Map> checks = Map.of(
    "schema_tests_pass", () -> pytest.run("tests/LlmLogSchemaTest"),
    "staging_sample_rate", () -> prodTraceSample <= 0.1f
);
boolean observabilityReady() {
  return checks.entrySet().stream().allMatch(e -> e.getValue().get());
}

AGENDA = [
    "TTFT p95 vs SLO by feature",
    "Top 5 cost tenants + anomalies",
    "Faithfulness sample trend",
    "New error classes this week",
    "Traces promoted to golden set",
]
# 30min ML + SRE + product — outputs tickets, not slides

List AGENDA = List.of(
    "TTFT p95 vs SLO by feature",
    "Top 5 cost tenants + anomalies",
    "Faithfulness sample trend"
);

📦 End of Guide 5

You can explain LLM-specific observability gaps, log a canonical schema, pick tracing tooling, define SLIs, and alert with runbooks.

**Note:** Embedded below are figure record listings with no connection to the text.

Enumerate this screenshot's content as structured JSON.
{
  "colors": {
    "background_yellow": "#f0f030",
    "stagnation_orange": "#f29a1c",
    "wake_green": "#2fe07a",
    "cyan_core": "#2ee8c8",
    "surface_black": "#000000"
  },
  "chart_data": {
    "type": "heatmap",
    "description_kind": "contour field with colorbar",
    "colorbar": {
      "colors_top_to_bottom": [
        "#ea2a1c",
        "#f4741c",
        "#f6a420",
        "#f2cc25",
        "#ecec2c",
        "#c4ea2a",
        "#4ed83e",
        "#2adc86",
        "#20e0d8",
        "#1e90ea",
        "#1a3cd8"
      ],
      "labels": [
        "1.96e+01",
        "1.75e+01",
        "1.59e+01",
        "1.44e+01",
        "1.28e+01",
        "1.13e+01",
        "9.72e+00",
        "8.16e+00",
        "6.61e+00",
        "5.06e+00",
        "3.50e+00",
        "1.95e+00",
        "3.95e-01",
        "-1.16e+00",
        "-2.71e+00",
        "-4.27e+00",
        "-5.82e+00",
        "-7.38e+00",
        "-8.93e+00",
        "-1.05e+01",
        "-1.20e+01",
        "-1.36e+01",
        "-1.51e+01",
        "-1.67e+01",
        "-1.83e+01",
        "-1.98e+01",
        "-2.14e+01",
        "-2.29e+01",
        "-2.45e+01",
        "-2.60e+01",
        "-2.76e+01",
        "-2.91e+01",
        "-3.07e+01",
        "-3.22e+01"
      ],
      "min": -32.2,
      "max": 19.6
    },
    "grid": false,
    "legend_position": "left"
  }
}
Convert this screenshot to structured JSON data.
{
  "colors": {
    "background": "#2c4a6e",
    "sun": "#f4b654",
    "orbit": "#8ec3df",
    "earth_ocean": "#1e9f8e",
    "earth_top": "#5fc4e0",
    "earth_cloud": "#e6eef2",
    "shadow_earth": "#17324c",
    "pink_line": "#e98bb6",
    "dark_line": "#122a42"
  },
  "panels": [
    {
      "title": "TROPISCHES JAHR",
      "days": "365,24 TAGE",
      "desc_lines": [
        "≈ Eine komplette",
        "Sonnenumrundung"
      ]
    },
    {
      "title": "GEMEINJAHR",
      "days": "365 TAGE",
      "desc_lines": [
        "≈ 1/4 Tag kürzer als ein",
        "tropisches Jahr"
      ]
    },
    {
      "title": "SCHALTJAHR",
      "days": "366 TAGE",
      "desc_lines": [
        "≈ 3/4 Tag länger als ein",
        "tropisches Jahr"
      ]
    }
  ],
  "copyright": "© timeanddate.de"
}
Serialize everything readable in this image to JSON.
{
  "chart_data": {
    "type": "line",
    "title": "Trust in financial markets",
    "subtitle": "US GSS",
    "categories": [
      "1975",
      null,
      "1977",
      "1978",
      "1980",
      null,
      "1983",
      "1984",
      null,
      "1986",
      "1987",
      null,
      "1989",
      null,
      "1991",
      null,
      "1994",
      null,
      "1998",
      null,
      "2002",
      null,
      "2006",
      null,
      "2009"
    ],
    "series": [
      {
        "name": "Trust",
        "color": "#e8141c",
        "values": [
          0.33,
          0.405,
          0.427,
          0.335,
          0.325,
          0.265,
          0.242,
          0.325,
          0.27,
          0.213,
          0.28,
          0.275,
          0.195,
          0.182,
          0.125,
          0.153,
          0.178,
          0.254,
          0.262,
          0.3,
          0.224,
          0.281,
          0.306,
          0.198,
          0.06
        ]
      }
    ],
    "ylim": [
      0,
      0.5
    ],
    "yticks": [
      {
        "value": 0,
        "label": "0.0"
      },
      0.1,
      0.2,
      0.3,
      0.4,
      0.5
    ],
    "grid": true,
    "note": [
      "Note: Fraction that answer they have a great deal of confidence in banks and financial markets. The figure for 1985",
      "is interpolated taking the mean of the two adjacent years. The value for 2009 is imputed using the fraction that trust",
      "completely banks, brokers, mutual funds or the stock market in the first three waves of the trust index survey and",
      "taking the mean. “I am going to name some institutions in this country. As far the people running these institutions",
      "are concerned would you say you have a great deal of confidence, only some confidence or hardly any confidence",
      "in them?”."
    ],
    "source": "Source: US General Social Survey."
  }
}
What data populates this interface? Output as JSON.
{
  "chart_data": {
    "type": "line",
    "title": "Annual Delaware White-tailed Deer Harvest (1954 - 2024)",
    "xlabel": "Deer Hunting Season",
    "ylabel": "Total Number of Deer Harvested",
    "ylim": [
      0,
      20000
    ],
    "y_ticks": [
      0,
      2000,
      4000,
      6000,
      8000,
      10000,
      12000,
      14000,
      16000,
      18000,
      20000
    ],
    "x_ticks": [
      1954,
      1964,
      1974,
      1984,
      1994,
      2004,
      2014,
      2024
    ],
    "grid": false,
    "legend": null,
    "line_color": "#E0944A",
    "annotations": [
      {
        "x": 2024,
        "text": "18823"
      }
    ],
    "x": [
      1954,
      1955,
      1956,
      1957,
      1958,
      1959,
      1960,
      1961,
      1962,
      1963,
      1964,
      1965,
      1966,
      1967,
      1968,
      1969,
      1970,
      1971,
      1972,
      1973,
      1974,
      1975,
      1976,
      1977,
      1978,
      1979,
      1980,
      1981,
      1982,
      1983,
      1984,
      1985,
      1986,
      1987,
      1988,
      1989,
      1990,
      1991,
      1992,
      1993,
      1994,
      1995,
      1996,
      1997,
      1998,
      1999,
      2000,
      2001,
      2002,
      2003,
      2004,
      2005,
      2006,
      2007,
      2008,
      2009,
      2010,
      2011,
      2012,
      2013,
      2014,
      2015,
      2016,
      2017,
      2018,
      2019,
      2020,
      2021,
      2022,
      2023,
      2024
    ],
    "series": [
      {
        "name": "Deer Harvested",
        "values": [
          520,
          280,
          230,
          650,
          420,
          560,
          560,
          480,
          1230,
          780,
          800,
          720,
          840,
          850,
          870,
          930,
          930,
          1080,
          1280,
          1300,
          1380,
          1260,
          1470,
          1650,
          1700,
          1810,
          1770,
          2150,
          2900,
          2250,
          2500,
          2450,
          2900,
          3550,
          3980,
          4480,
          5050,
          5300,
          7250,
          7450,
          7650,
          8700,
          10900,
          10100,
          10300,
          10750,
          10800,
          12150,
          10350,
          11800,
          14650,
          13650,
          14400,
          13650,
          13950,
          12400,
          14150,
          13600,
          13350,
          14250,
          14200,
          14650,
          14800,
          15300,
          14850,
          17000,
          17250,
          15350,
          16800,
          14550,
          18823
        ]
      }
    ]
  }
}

Guide 6 adds CI evaluation—regression gates that block bad prompt merges before they reach the traffic you just instrumented.

🔒 Security

Checklist: verify prod logs contain zero raw PAN/SSN samples in weekly automated scan; alert if regex hits increase.

📦 Real World

Teams that complete this checklist before CI eval report 40% faster root-cause on prompt regressions—trace exemplars become golden rows automatically.

🎯 Interview Tip

"Observability stack for LLMs?" — Schema per call, trace waterfall, TTFT/cost SLIs, sampled judges, anomaly alerts, closed loop to eval datasets.

💰 Cost

Budget 1–3% of inference spend for observability SaaS + storage—cheaper than one undetected runaway agent weekend.

🔬 Under the Hood

Trace retention 7–14d hot, 90d cold object storage—long enough for weekly quality review, not a compliance lake by accident.

⚖️ Trade-off

100% tracing gives perfect forensics but doubles cost at scale—10% head-based sampling plus 100% on errors is the usual compromise.

⚠️ Pitfall

Shipping dashboards without alert runbooks—on-call acks pages then closes them; drift continues until CSAT collapses.

Track 5 guide sequence

Guide	Topic	You are here
Guide 4	Safety & guardrails	← prev
Guide 5	Observability & monitoring	✓
Guide 6	Continuous evaluation in CI	next →

FAQ: Sample rate for traces?

100% staging; prod 5–10% head sample plus 100% on error and guardrail block. Increase temporarily during launches.

FAQ: Who owns quality alerts?

ML oncall triages; product approves prompt rollback; platform owns latency/error pages.